Your argument should be backed up by objective research and not purely your subjective opinion. Use examples, analogies, and stories so that the audience can relate more easily to your topic, and therefore are more likely to be persuaded to your point of view.

3. Addressing Counter-Arguments

Any balanced theory or thought addresses and disputes counter-arguments made against it. By addressing these, you’ll strengthen your persuasive speech by refuting your audience’s objections and you’ll show that you are knowledgeable to other thoughts on the topic.

When describing an opposing point of view, don’t explain it in a bias way - explain it in the same way someone who holds that view would describe it.

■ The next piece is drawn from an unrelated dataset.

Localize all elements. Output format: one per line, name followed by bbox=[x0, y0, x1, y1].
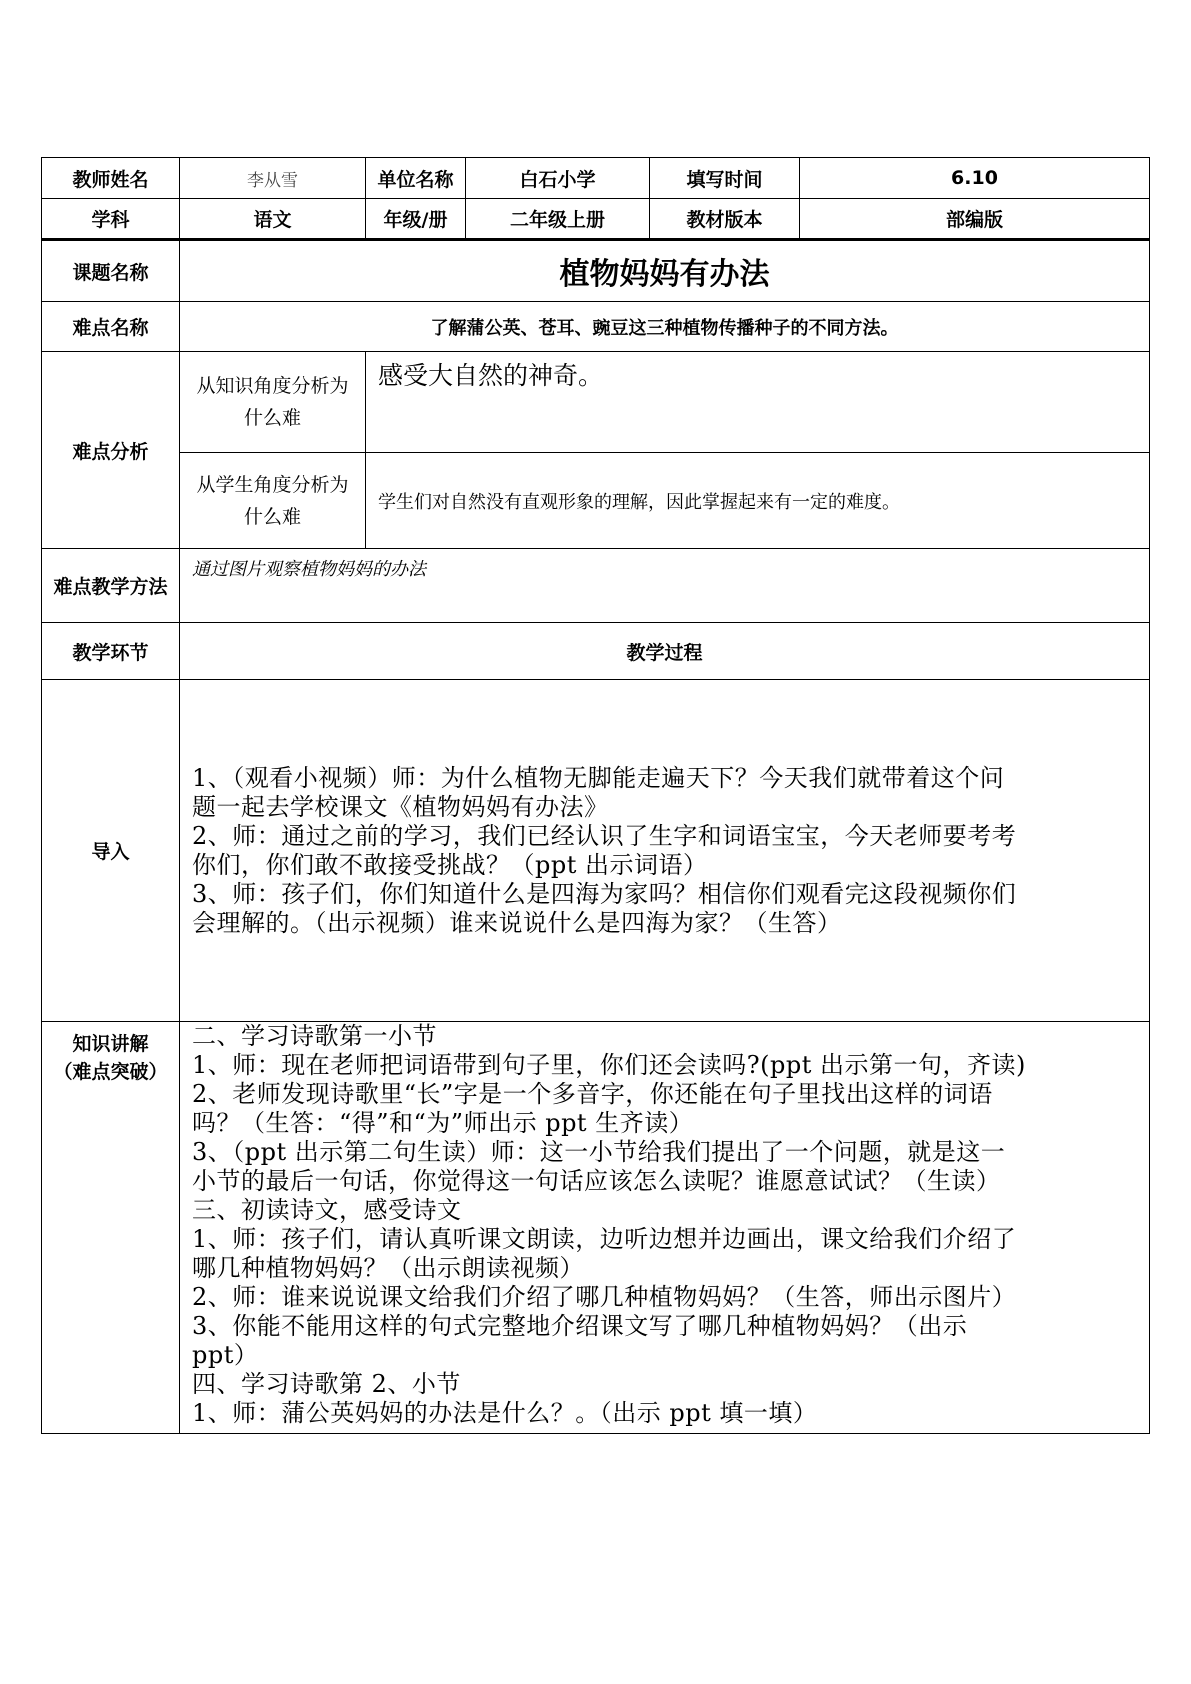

That way, you won’t irritate members of your audience who disagree with you and you’ll show that you’ve reached your point of view through reasoned judgement. Simply identify any counter-argument and pose explanations against them.

4. Closing your Speech

Your closing line of your speech is your last chance to convince your audience about what you’re saying. It’s also most likely to be the sentence they remember most about your entire speech so make sure it’s a good one! The most effective persuasive speeches end with a call to action. For example, if you’ve been speaking about organ donation, your call to action might be asking the audience to register as donors.

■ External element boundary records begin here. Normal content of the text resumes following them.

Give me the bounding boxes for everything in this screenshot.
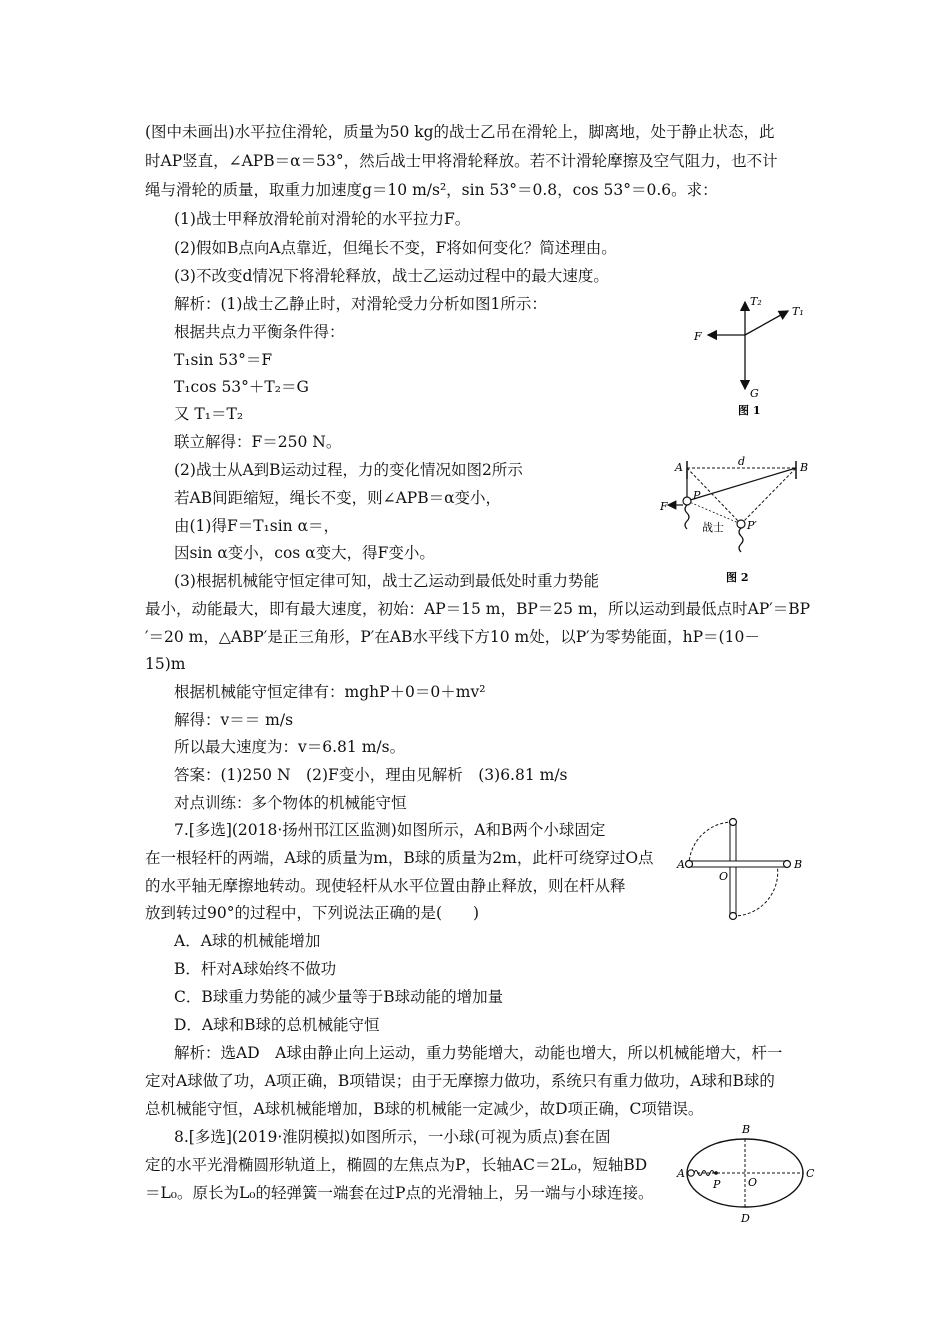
focus-p (714, 1171, 718, 1175)
result-line: 联立解得：F＝250 N。 (174, 433, 342, 451)
figure-caption: 图 2 (726, 571, 749, 584)
rotating-rod-figure (675, 812, 815, 922)
ball-b (784, 861, 791, 868)
option-b: B．杆对A球始终不做功 (174, 960, 337, 978)
problem-7-stem: 的水平轴无摩擦地转动。现使轻杆从水平位置由静止释放，则在杆从释 (145, 877, 626, 895)
rod-horizontal (689, 861, 787, 867)
text-line: (图中未画出)水平拉住滑轮，质量为50 kg的战士乙吊在滑轮上，脚离地，处于静止状态，此 (145, 123, 775, 141)
problem-7-solution: 解析：选AD A球由静止向上运动，重力势能增大，动能也增大，所以机械能增大，杆一 (174, 1044, 783, 1062)
path-ball-a (689, 822, 733, 864)
small-ball (688, 1170, 694, 1176)
ball-a (686, 861, 693, 868)
label-p-prime: P′ (747, 519, 757, 532)
force-diagram-figure-1 (680, 285, 830, 420)
equation: 解得：v＝＝ m/s (174, 711, 294, 729)
label-f: F (694, 330, 702, 343)
soldier-figure-p-prime (739, 528, 743, 552)
problem-8-stem: 8.[多选](2019·淮阴模拟)如图所示，一小球(可视为质点)套在固 (174, 1128, 611, 1146)
equation: 又 T₁＝T₂ (174, 405, 244, 423)
question-part-1: (1)战士甲释放滑轮前对滑轮的水平拉力F。 (174, 210, 471, 228)
question-part-2: (2)假如B点向A点靠近，但绳长不变，F将如何变化？简述理由。 (174, 239, 617, 257)
text-line: (2)战士从A到B运动过程，力的变化情况如图2所示 (174, 461, 523, 479)
ball-top (730, 819, 737, 826)
label-a: A (675, 461, 683, 474)
label-a: A (677, 858, 685, 871)
problem-7-solution: 定对A球做了功，A项正确，B项错误；由于无摩擦力做功，系统只有重力做功，A球和B球的 (145, 1072, 775, 1090)
label-o: O (719, 870, 729, 883)
text-line: 若AB间距缩短，绳长不变，则∠APB＝α变小， (174, 489, 502, 507)
soldier-figure-p (685, 505, 689, 529)
equation: T₁cos 53°＋T₂＝G (174, 378, 309, 396)
problem-7-stem: 放到转过90°的过程中，下列说法正确的是( ) (145, 904, 480, 922)
text-line: 因sin α变小，cos α变大，得F变小。 (174, 544, 435, 562)
text-line: 根据共点力平衡条件得： (174, 323, 345, 341)
text-line: 15)m (145, 655, 186, 673)
option-a: A．A球的机械能增加 (174, 932, 321, 950)
problem-7-solution: 总机械能守恒，A球机械能增加，B球的机械能一定减少，故D项正确，C项错误。 (145, 1100, 704, 1118)
section-heading: 对点训练：多个物体的机械能守恒 (174, 794, 407, 812)
option-c: C．B球重力势能的减少量等于B球动能的增加量 (174, 988, 504, 1006)
problem-7-stem: 在一根轻杆的两端，A球的质量为m，B球的质量为2m，此杆可绕穿过O点 (145, 849, 654, 867)
text-line: 最小，动能最大，即有最大速度，初始：AP＝15 m，BP＝25 m，所以运动到最低点时AP′＝BP (145, 600, 811, 618)
label-c: C (806, 1167, 815, 1180)
pulley-diagram-figure-2 (660, 455, 825, 585)
label-p: P (693, 489, 701, 502)
ellipse-track-figure (675, 1118, 815, 1228)
equation: 由(1)得F＝T₁sin α＝， (174, 517, 340, 535)
label-f: F (660, 500, 668, 513)
text-line: ′＝20 m，△ABP′是正三角形，P′在AB水平线下方10 m处，以P′为零势能面，hP＝(10－ (145, 628, 760, 646)
answer-line: 答案：(1)250 N (2)F变小，理由见解析 (3)6.81 m/s (174, 766, 568, 784)
equation: T₁sin 53°＝F (174, 351, 273, 369)
text-line: 绳与滑轮的质量，取重力加速度g＝10 m/s²，sin 53°＝0.8，cos 53°＝0.6。求： (145, 181, 718, 199)
label-a: A (677, 1167, 685, 1180)
result-line: 所以最大速度为：v＝6.81 m/s。 (174, 738, 406, 756)
problem-8-stem: 定的水平光滑椭圆形轨道上，椭圆的左焦点为P，长轴AC＝2L₀，短轴BD (145, 1156, 648, 1174)
question-part-3: (3)不改变d情况下将滑轮释放，战士乙运动过程中的最大速度。 (174, 267, 609, 285)
pulley-p (683, 497, 691, 505)
label-g: G (750, 387, 759, 400)
pulley-p-prime (737, 520, 745, 528)
label-b: B (800, 461, 809, 474)
label-p: P (713, 1178, 721, 1191)
text-line: 时AP竖直，∠APB＝α＝53°，然后战士甲将滑轮释放。若不计滑轮摩擦及空气阻力，也不计 (145, 152, 778, 170)
option-d: D．A球和B球的总机械能守恒 (174, 1016, 380, 1034)
label-soldier: 战士 (702, 521, 724, 534)
label-d: d (738, 455, 746, 468)
ball-bottom (730, 913, 737, 920)
label-d: D (741, 1212, 750, 1225)
solution-heading: 解析：(1)战士乙静止时，对滑轮受力分析如图1所示： (174, 295, 547, 313)
problem-8-stem: ＝L₀。原长为L₀的轻弹簧一端套在过P点的光滑轴上，另一端与小球连接。 (145, 1184, 654, 1202)
tension-t1-arrow (745, 311, 788, 335)
label-b: B (742, 1123, 751, 1136)
label-o: O (748, 1176, 758, 1189)
equation: 根据机械能守恒定律有：mghP＋0＝0＋mv² (174, 683, 486, 701)
figure-caption: 图 1 (738, 404, 761, 417)
text-line: (3)根据机械能守恒定律可知，战士乙运动到最低处时重力势能 (174, 572, 599, 590)
label-t2: T₂ (750, 295, 762, 308)
label-b: B (794, 858, 803, 871)
label-t1: T₁ (792, 305, 804, 318)
path-ball-b (733, 864, 778, 916)
problem-7-stem: 7.[多选](2018·扬州邗江区监测)如图所示，A和B两个小球固定 (174, 821, 606, 839)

End your persuasive speech with a call to action.

The most effective persuasive speeches end with a call to action.

If audience members ask you questions, make sure you listen carefully and respectfully to the full question. Don’t interject in the middle of a question or become defensive. You should show that you have carefully considered their viewpoint and refute it in an objective way (if you have opposing opinions). Ensure you remain patient, friendly and polite at all times.

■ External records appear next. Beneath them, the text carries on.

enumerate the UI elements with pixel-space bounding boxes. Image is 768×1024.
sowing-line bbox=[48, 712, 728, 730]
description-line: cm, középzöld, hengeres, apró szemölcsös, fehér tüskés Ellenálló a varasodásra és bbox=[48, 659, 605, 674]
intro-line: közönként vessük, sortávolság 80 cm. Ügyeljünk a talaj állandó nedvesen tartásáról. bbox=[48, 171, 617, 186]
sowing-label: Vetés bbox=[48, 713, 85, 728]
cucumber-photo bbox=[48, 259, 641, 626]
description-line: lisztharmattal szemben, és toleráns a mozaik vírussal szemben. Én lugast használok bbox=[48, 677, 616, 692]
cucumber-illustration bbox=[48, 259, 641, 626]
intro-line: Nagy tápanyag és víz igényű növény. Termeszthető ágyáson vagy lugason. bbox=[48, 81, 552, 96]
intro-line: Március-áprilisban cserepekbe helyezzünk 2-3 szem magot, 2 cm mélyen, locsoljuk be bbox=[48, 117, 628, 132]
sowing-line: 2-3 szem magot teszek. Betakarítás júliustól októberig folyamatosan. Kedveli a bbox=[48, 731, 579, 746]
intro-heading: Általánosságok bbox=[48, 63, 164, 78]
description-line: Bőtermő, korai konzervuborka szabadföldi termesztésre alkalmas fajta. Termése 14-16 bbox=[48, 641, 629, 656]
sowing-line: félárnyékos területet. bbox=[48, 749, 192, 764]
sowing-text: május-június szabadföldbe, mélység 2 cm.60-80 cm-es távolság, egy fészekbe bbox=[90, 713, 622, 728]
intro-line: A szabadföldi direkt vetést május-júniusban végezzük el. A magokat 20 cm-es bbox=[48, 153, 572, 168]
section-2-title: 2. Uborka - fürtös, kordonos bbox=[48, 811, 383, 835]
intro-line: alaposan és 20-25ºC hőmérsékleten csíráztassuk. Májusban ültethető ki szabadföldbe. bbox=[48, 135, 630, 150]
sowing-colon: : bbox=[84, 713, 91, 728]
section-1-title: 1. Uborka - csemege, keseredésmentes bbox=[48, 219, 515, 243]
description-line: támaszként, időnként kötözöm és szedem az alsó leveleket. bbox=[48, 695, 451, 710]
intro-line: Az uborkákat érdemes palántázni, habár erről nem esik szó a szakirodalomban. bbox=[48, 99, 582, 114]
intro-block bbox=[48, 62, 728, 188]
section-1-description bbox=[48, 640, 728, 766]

Tips for Delivering your Persuasive Speech

  • Practice, practice, and practice some more. Record yourself speaking and listen for any nervous habits you have such as a nervous laugh, excessive use of filler words, or speaking too quickly. You can use the VirtualSpeech app to analyse your speech, including the speech insights module for instant feedback on how persuasive you sound.
  • Show confident body language. Stand with your legs hip width apart with your shoulders centrally aligned. Ground your feet to the floor and place your hands beside your body so that hand gestures come freely. Your audience won’t be convinced about your argument if you don’t sound confident in it. Find out more about confident body language here.
  • Don’t memorise your speech word-for-word or read off a script. If you memorise your persuasive speech, you’ll sound less authentic and panic if you lose your place. Similarly, if you read off a script you won’t sound genuine and you won’t be able to connect with the audience by making eye contact. In turn, you’ll come across as less trustworthy and knowledgeable. You could simply remember your key points instead, or learn your opening and closing sentences.
  • Remember to use facial expressions when storytelling - they make you more relatable. By sharing a personal story you’ll more likely be speaking your truth which will help you build a connection with the audience too. Facial expressions help bring your story to life and transport the audience into your situation.
  • Keep your speech as concise as possible. When practicing the delivery, see if you can edit it to have the same meaning but in a more succinct way. This will keep the audience engaged.

The best persuasive speech ideas are those that spark a level of controversy. However, a public speech is not the time to express an opinion that is considered outside the norm. If in doubt, play it safe and stick to topics that divide opinions about 50-50.

Bear in mind who your audience are and plan your persuasive speech outline accordingly, with researched evidence to support your argument. It’s important to consider counter-arguments to show that you are knowledgeable about the topic as a whole and not bias towards your own line of thought. Delivering your persuasive speech is all about confidence. If you come across as confident, the audience will naturally trust you more, and you’ll be more likely to persuade them.